Authors

Ekaterina Borozdina received her Candidate of Science degree in sociology from the European University at St. Petersburg in 2012. Her dissertation considered the interactions between obstetricians-gynecologists and their pregnant patients in the context of Russian healthcare reforms. She is a research fellow in the Gender Studies Program of the European University at St. Petersburg. Her current research interests include the professionalization of independent midwifery in Russia and the sociology of care (with an emphasis on midwifery practices).

Larisa Honey received her PhD in anthropology from the Graduate Center of the City University of New York in 2006. She is currently an assistant professor of anthropology in the Department of Social Sciences at Queensborough Community College, CUNY. Her current research focuses on transnationalism, media, and gender in US–Russian political discourse, and a PSC–CUNY Research Award–supported ethnographic study on alternative health communities in New York City. Recent publications include “Media, Ideology, and Myths of East-West Difference: Constructing American Ideals through Images of a ‘Red-Hot’ Russian Spy” in the anthropology journal North American Dialogue (2013) and the chapter “Pluralizing Practices in Late-Socialist Moscow: Russian Alternative Practitioners Reclaim and Redefine Individualism” in the book Soviet Society in the Era of Late Socialism, edited by Neringa Klumbyte and Gulnaz Sharafutdinova (Lexington Books, 2012).

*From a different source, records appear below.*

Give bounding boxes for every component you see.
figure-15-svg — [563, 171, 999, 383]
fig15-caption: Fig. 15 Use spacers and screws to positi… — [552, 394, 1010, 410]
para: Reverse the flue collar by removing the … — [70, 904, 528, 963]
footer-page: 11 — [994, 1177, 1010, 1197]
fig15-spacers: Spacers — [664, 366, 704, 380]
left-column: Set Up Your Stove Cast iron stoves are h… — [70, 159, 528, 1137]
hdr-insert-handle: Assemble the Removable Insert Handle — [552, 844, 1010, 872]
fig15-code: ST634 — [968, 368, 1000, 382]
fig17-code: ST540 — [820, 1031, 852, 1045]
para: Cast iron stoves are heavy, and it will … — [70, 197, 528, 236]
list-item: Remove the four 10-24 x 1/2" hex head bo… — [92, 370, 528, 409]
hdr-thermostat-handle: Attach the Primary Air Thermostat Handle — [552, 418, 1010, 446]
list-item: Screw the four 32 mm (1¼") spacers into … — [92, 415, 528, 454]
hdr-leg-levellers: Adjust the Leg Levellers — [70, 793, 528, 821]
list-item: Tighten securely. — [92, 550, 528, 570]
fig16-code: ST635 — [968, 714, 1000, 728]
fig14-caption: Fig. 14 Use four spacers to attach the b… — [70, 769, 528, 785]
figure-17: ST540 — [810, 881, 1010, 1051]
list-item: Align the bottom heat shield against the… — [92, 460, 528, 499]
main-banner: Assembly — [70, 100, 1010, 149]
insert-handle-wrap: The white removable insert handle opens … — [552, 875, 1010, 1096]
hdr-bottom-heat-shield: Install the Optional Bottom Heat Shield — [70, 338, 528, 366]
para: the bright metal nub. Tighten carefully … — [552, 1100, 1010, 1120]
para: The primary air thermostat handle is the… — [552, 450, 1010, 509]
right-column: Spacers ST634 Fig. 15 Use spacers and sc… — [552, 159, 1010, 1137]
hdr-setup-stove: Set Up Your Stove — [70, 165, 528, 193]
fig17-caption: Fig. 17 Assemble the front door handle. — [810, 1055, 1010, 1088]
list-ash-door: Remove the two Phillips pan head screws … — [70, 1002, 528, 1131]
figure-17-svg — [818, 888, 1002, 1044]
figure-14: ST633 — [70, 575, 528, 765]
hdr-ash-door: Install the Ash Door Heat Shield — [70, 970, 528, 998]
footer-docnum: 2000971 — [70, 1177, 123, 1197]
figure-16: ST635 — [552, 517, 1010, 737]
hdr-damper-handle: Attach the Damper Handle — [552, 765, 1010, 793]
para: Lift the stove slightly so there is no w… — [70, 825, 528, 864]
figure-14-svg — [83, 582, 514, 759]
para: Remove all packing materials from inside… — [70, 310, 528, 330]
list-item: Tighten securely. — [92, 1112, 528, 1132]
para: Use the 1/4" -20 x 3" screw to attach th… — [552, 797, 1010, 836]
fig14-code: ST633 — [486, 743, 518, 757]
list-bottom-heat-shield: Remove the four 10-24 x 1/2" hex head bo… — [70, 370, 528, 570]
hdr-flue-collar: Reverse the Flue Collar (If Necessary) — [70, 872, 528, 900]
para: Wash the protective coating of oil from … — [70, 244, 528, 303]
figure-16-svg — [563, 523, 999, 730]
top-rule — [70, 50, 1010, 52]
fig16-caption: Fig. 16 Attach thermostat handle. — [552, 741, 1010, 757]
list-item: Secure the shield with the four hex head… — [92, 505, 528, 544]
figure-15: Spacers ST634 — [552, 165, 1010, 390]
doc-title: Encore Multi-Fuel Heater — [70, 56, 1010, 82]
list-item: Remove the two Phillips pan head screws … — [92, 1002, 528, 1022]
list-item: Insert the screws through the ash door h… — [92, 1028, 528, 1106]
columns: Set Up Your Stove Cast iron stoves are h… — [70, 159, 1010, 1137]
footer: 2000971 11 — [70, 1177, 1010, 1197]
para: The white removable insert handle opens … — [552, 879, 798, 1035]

Anna Temkina holds a PhD in social sciences (University of Helsinki), and is the Novartis Chair in Public Health and Gender and codirector of the Gender Studies Program at the European University at St. Petersburg. Her areas of expertise include gender studies, reproductive health, sexuality, feminist theory, gender relations in Soviet and post-Soviet societies, and qualitative research methods. She is the author and coeditor of several books, among them Russia in Transition (Kikimora Publications, 1997; in English), In Search of Sexuality (Izdatel’stvo “Dmitrii Bulanin,” 2002; in Russian), Women’s Sexual Life: Between Subordination and Freedom (Izdatel’stvo EUSPb, 2008; in Russian), New Byt in Contemporary Russia: Gender Studies of Everyday Life (Izdatel’stvo EUSPb, 2009; in Russian), and Health and Trust: Gender Approach to Reproductive Medicine (Izdatel’stvo EUSPb, 2009; in Russian).

Alexandrina Vanke is a researcher and a lecturer at the Russian State University for the Humanities and at the State Academic University of the Humanities. In 2009 she graduated from the Sociology Department of the Lomonosov Moscow State University, and in 2010 she obtained a master’s degree from the Department of Political Science and Sociology at the European University at St. Petersburg. In 2013 she completed her dissertation titled “Semantics of the Masculine Body in the Space of Social Distinctions” at the Institute of Sociology of the Russian Academy of Sciences, receiving the degree of Candidate of Science in sociology. Her scientific interests include interdisciplinary research on the body and sexuality, collective emotions, and social memory. She also studies issues of working-class people and large social movements in Russia. She is currently a participant in two collaborative projects: “Historical Memory as the Social Space of Conflicts and Solidarity,” funded by the Council of the President of the Russian Federation for the Leading Research Groups of Russia, and “Soviet War Memorials in Eastern Europe and Victory Day,” supported by the Franco-Russian Center for Research in Moscow.

Elena Zdravomyslova is professor at the European University at St. Petersburg, where she is codirector of the Gender Studies Program, and project coordinator at the Centre for Independent Social Research. Her research and teaching fields include gender studies, women’s movements, and qualitative research methods. Her areas of expertise include gender relations in Russia, feminist theory, sociology of care, and biographical research. She is the author and coeditor of several books, including In Search of Sexuality (Izdatel’stvo “Dmitrii Bulanin,” 2002; in Russian), New Byt in Contemporary Russia: Gender Studies of Everyday Life (Izdatel’stvo EUSPb, 2009; in Russian), and Health and Trust: Gender Approaches to Reproductive Medicine (Izdatel’stvo EUSPb, 2009; in Russian).